In this segment, we'll talk about the Runge-Kutta second-order method of solving ordinary differential equations. We'll take an example to do so.

So, here's the problem statement. We are given a differential equation which is like this, it's a first order ordinary differential equation. We are given the initial condition, we're asked to find the value of y at 3 by using the Heun’s method, and the step size is 1.5. So, if you look at that the initial condition is at 0, and we are supposed to find the value at 3, we know that the initial value of y is 5, and since we're taking the step size of 1.5, that means that it will take us 2 steps to get to 3, because we'll get the value of y here, and then we'll get the value of y here.

So, our differential equation is given in a form which we have to change in order to be able to use our Runge-Kutta second-order method. So, I got to change, put this on the right-hand side so we'll get dy by dx is equal 3 e to the power minus x minus 0.4y and that that gives me the function of x comma y. So, if I recall my equations for the Heun's method, those are given by this formula right here. I have to find k1 and k2; k1 is nothing but the value of the function at these values of x and y, and k2 is the value of the function at x i plus h and y i plus k1 times h. So, if I use these formulas now on this particular differential equation form, I should be able to find the values of y1 and y2. Y1 will give me the value at 1.5 and y2 will give me the value at 3.

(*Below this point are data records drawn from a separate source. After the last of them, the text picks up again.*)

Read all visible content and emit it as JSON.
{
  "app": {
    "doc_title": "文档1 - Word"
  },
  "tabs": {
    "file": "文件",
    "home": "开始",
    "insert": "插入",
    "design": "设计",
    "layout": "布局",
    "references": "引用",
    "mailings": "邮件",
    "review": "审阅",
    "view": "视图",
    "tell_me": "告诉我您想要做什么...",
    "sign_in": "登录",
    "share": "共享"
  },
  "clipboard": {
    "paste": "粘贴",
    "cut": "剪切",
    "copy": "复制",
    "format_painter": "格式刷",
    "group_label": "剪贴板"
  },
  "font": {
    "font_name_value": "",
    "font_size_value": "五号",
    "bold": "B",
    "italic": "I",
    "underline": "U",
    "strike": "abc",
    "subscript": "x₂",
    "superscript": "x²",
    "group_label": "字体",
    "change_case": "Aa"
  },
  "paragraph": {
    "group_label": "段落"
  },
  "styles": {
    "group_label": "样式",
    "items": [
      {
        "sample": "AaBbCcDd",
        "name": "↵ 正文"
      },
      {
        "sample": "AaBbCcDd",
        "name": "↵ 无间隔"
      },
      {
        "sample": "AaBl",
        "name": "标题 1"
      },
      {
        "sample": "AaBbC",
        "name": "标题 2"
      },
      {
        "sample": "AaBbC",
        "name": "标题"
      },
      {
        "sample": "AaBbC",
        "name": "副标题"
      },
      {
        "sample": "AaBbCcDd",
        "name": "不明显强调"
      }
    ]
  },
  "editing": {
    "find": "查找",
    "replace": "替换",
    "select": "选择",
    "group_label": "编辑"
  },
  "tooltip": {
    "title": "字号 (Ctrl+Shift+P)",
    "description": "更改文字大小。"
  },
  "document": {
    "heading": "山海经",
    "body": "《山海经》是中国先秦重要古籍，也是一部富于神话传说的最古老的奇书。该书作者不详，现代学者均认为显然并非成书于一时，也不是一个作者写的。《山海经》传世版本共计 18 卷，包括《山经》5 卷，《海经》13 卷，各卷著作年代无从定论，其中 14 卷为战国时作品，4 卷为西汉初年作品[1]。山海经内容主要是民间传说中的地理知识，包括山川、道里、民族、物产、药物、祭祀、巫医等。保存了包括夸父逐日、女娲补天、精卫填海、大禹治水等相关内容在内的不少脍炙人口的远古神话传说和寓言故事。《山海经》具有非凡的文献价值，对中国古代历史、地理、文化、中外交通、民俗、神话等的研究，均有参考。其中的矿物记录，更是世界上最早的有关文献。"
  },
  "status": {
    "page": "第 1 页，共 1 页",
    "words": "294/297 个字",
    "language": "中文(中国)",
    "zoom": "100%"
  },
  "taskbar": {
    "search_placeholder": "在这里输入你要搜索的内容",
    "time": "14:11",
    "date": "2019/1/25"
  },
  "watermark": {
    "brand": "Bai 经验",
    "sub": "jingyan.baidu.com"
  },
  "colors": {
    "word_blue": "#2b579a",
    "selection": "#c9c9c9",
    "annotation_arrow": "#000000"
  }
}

So, I choose I equal to 0, so the corresponding values of x, x naught will be 0. Correspondingly y which is y naught would be 5, this is from the initial condition. So, now, what I have to do is find k1. k1 is the value of the function at x naught comma y naught, which is the value of the function at 0 comma 5, put it back into the function f which is 3 e to the power minus x in this case is 0 minus 0.4 times y, in this case being 5, and that gives you 1. The value of k2 is at this particular point. So, if I now substitute the corresponding values x naught is 0, h is 1.5, y naught is 5, k1 we just found out to be 1, h is 1.5 so that means that the f has to be calculated at the value of x equal to 1.5 and y at 6.5. So, that means that is 3 e to the power minus 1.5, because that’s the value of x minus 0.4 times y, which is 6.5. And this value here turns out to be -1.93061. So, since I have values of k1 and k2, I can find the value of y1 now because y1 is nothing but applying the Heun’s method formula here. So, y naught is 5, k1 is 1 k2 is -1.93061, and h is 1.5, and if I calculate this, I’ll get 4.30204. So, this is the approximate value of y at x1, which is the value of x at 1.5. So, now I found y1, I will conduct one more step to go to y2.

So, in order to find the y at x equal to 3, we now say i is equal to 1, x1 is 1.5 and y1, we just found out to be, how much, 4.30204, and the question now is how to find y2? So, again we'll find k1 which is given by this, so we substitute the values of x1 and y1 here that gives us, and this value here turns out to be -1.05143. Now where to find k2? So, k2 will be the value of the function at x1 plus h and y1 plus k1h. We already have these available to us, x is 1.5, h is 1.5. y1 we have found out from the previous step, k1 we just found out, and we already know the value of h. And if we do that, the arguments of, for k2 for f turn out to be 3 because that's where we want to go, and the approximate value of y needed to find the value of k2 is 2.7249. And this value here turns out to be -0.9406. Having said that what we’re going to do is, of course this -0.9406 basically comes from 3 e to the power -3 minus 0.4 times 2.7249, that's how we get this value here. So, now we have the values of k1 and k2 so we can find y2 as y1 plus one-half k one plus one-half k two times h. So, we substitute these values and let's see what we get. So, we substitute the values of y1, k1, k2, and this value here turns out to be 2.80802, and that is the approximate value at y at x equal to 3, because that's y at x2 and x2 is what? x2 is 3, right from here and that gives us the approximate value of y at x equal to 3. And that is, in fact, is the end of this segment.